Ground Clutter

June 25, 2008
Future of ATC

Automatic Dependent Surveillance-Broadcast, aka ADS-B, has the potential — just about everybody agrees on this — to be the biggest change in aviation traffic handling in decades. It may be, according to one source, the most important change in air traffic handling since radar.

Unless you’ve been hiding under a rock for the last few years, you know at least something about ADS-B. It is a satellite-based system that involves aircraft sending info to satellites that coordinate all the info and send it back to aircraft. Pilots and controllers will be able to see “radar-like” symbols that identify other traffic, complete with a world of details about those other aircraft. It will be real-time info, updated every second instead of roughly every 12 seconds as with radar. For the last few years it has been tested in Alaska and it worked well.

Sounds fairly simple, but if you delve more deeply it becomes more complex.

In early airmail days, Lindbergh and others took their chances without even a two-way radio. Then we progressed to the point that IFR flights were “followed” by ATC (or whatever they called it then). The pilot reported his whereabouts from time to time and ATC moved a little symbol along to keep up with the flight. Then ATC got radar and flight was never the same again. Today, in much of the country ATC can “see” a flight on radar.

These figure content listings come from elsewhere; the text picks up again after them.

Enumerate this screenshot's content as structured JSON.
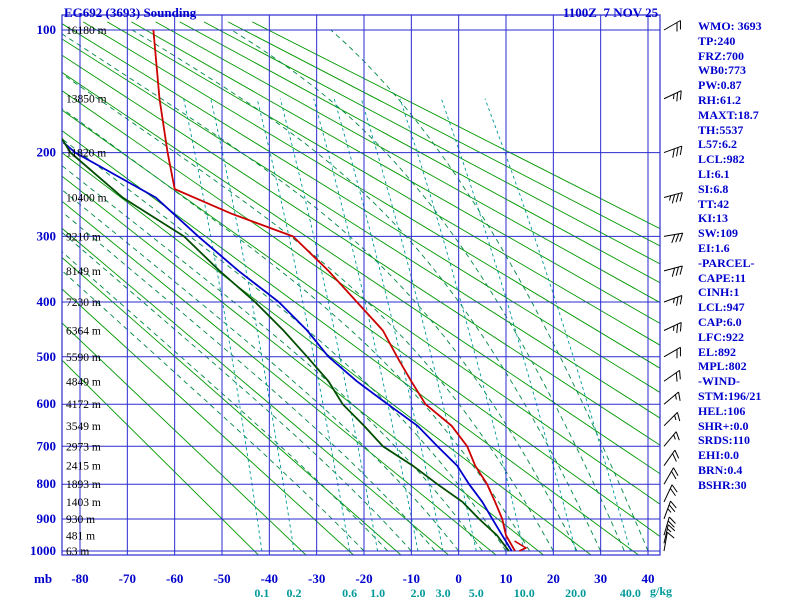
{
  "header": {
    "title": "EG692 (3693) Sounding",
    "datetime": "1100Z  7 NOV 25"
  },
  "indices": {
    "lines": [
      "WMO: 3693",
      "TP:240",
      "FRZ:700",
      "WB0:773",
      "PW:0.87",
      "RH:61.2",
      "MAXT:18.7",
      "TH:5537",
      "L57:6.2",
      "LCL:982",
      "LI:6.1",
      "SI:6.8",
      "TT:42",
      "KI:13",
      "SW:109",
      "EI:1.6",
      "-PARCEL-",
      "CAPE:11",
      "CINH:1",
      "LCL:947",
      "CAP:6.0",
      "LFC:922",
      "EL:892",
      "MPL:802",
      "-WIND-",
      "STM:196/21",
      "HEL:106",
      "SHR+:0.0",
      "SRDS:110",
      "EHI:0.0",
      "BRN:0.4",
      "BSHR:30"
    ]
  },
  "chart_data": {
    "type": "line",
    "chart_kind": "stuve_sounding",
    "title": "EG692 (3693) Sounding",
    "pressure_axis_label": "mb",
    "mixing_axis_label": "g/kg",
    "pressure_ticks_mb": [
      100,
      200,
      300,
      400,
      500,
      600,
      700,
      800,
      900,
      1000
    ],
    "pressure_range_mb": [
      95,
      1030
    ],
    "temp_ticks_c": [
      -80,
      -70,
      -60,
      -50,
      -40,
      -30,
      -20,
      -10,
      0,
      10,
      20,
      30,
      40
    ],
    "temp_range_c": [
      -84,
      42
    ],
    "height_labels": [
      {
        "p": 100,
        "text": "16180 m"
      },
      {
        "p": 150,
        "text": "13850 m"
      },
      {
        "p": 200,
        "text": "11820 m"
      },
      {
        "p": 250,
        "text": "10400 m"
      },
      {
        "p": 300,
        "text": "9210 m"
      },
      {
        "p": 350,
        "text": "8149 m"
      },
      {
        "p": 400,
        "text": "7230 m"
      },
      {
        "p": 450,
        "text": "6364 m"
      },
      {
        "p": 500,
        "text": "5590 m"
      },
      {
        "p": 550,
        "text": "4849 m"
      },
      {
        "p": 600,
        "text": "4172 m"
      },
      {
        "p": 650,
        "text": "3549 m"
      },
      {
        "p": 700,
        "text": "2973 m"
      },
      {
        "p": 750,
        "text": "2415 m"
      },
      {
        "p": 800,
        "text": "1893 m"
      },
      {
        "p": 850,
        "text": "1403 m"
      },
      {
        "p": 900,
        "text": "930 m"
      },
      {
        "p": 950,
        "text": "481 m"
      },
      {
        "p": 1000,
        "text": "63 m"
      }
    ],
    "mixing_ratio_lines_gkg": [
      0.1,
      0.2,
      0.6,
      1.0,
      2.0,
      3.0,
      5.0,
      10.0,
      20.0,
      40.0
    ],
    "dry_adiabats_theta_k": {
      "start": 230,
      "end": 450,
      "step": 10
    },
    "moist_adiabats_start_c": {
      "start": -20,
      "end": 40,
      "step": 5
    },
    "series": [
      {
        "name": "temperature",
        "points": [
          [
            100,
            -64.5
          ],
          [
            150,
            -63.2
          ],
          [
            200,
            -61.5
          ],
          [
            240,
            -60
          ],
          [
            270,
            -48
          ],
          [
            300,
            -35
          ],
          [
            350,
            -27.5
          ],
          [
            400,
            -21.5
          ],
          [
            450,
            -16
          ],
          [
            500,
            -13
          ],
          [
            550,
            -10
          ],
          [
            600,
            -7
          ],
          [
            650,
            -1.5
          ],
          [
            700,
            1.8
          ],
          [
            750,
            3.5
          ],
          [
            800,
            6
          ],
          [
            850,
            7.7
          ],
          [
            900,
            9.2
          ],
          [
            950,
            10
          ],
          [
            1000,
            11.9
          ]
        ]
      },
      {
        "name": "wet_bulb",
        "points": [
          [
            190,
            -83.5
          ],
          [
            200,
            -81
          ],
          [
            250,
            -64
          ],
          [
            300,
            -55
          ],
          [
            350,
            -46.5
          ],
          [
            400,
            -38
          ],
          [
            450,
            -32
          ],
          [
            500,
            -27.5
          ],
          [
            550,
            -21.5
          ],
          [
            600,
            -15
          ],
          [
            650,
            -8.7
          ],
          [
            700,
            -4.5
          ],
          [
            750,
            -0.3
          ],
          [
            800,
            2.2
          ],
          [
            850,
            5
          ],
          [
            900,
            7.1
          ],
          [
            950,
            9.2
          ],
          [
            1000,
            11.2
          ]
        ]
      },
      {
        "name": "dewpoint",
        "points": [
          [
            185,
            -84
          ],
          [
            200,
            -82
          ],
          [
            250,
            -71
          ],
          [
            300,
            -58
          ],
          [
            350,
            -50.5
          ],
          [
            400,
            -43
          ],
          [
            450,
            -37
          ],
          [
            500,
            -32
          ],
          [
            550,
            -27.5
          ],
          [
            600,
            -24.5
          ],
          [
            650,
            -20
          ],
          [
            700,
            -16
          ],
          [
            750,
            -9.7
          ],
          [
            800,
            -4.5
          ],
          [
            850,
            0.8
          ],
          [
            900,
            4.3
          ],
          [
            950,
            8.1
          ],
          [
            1000,
            10.6
          ]
        ]
      },
      {
        "name": "surface_detail",
        "points": [
          [
            968,
            11.8
          ],
          [
            990,
            14.2
          ],
          [
            1000,
            12.8
          ]
        ]
      }
    ],
    "wind_barbs": [
      {
        "p": 100,
        "dir": 240,
        "spd": 20
      },
      {
        "p": 150,
        "dir": 245,
        "spd": 25
      },
      {
        "p": 200,
        "dir": 250,
        "spd": 30
      },
      {
        "p": 250,
        "dir": 255,
        "spd": 35
      },
      {
        "p": 300,
        "dir": 260,
        "spd": 30
      },
      {
        "p": 350,
        "dir": 255,
        "spd": 30
      },
      {
        "p": 400,
        "dir": 250,
        "spd": 25
      },
      {
        "p": 450,
        "dir": 245,
        "spd": 25
      },
      {
        "p": 500,
        "dir": 240,
        "spd": 20
      },
      {
        "p": 550,
        "dir": 235,
        "spd": 20
      },
      {
        "p": 600,
        "dir": 230,
        "spd": 15
      },
      {
        "p": 650,
        "dir": 225,
        "spd": 15
      },
      {
        "p": 700,
        "dir": 220,
        "spd": 15
      },
      {
        "p": 750,
        "dir": 215,
        "spd": 20
      },
      {
        "p": 800,
        "dir": 210,
        "spd": 20
      },
      {
        "p": 850,
        "dir": 205,
        "spd": 20
      },
      {
        "p": 900,
        "dir": 200,
        "spd": 25
      },
      {
        "p": 950,
        "dir": 196,
        "spd": 21
      },
      {
        "p": 975,
        "dir": 193,
        "spd": 15
      },
      {
        "p": 1000,
        "dir": 190,
        "spd": 10
      }
    ],
    "colors": {
      "grid": "#2b2bd0",
      "axis_label": "#0000cc",
      "dry_adiabat": "#009900",
      "moist_adiabat": "#008844",
      "mixing_ratio": "#009999",
      "temperature": "#cc0000",
      "wet_bulb": "#0000cc",
      "dewpoint": "#004d00",
      "heights": "#000000",
      "barbs": "#000000"
    }
  }
}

ADS-B could improve this greatly. I have talked with the flight controllers association, FAA, AOPA, and a couple of airline pilots. Everyone, it seems, wants the system but worries about the implementation, even though FAA says it has that under control.

One airline pilot worries that rules, regs, and cost will be added until the system becomes too expensive and too complex to work. FAA, however, told me nay, nay. They are hard at work making ADS-B simpler rather than more complex. Time will tell, I reckon.

Everyone has questions about cost, rules, and airspace. Some, who still remember Orwell’s book 1984, worry about guvmintal big brotherism. They point out that the census started out to determine who lived in this country. Now they want to know everything including what kind of plumbing you have in your house.

This entire system is, of course, dependent on the aviation reauthorization bill. Until that passes, we are just dreaming.

FAA says a genav owner will have to spend $7,644 to $10,920 to equip an aircraft to send info to the system (mandatory) and another few thousand if the owner wants the aircraft to get info back from the system (not mandatory). The genav aircraft need not qualify for ADS-B for flight into uncontrolled airspace.

That doesn’t include the costs of getting ATC qualified for the system, but, what the heck, the way the presidential candidates talk, we’ve got money enough to solve all problems for all people.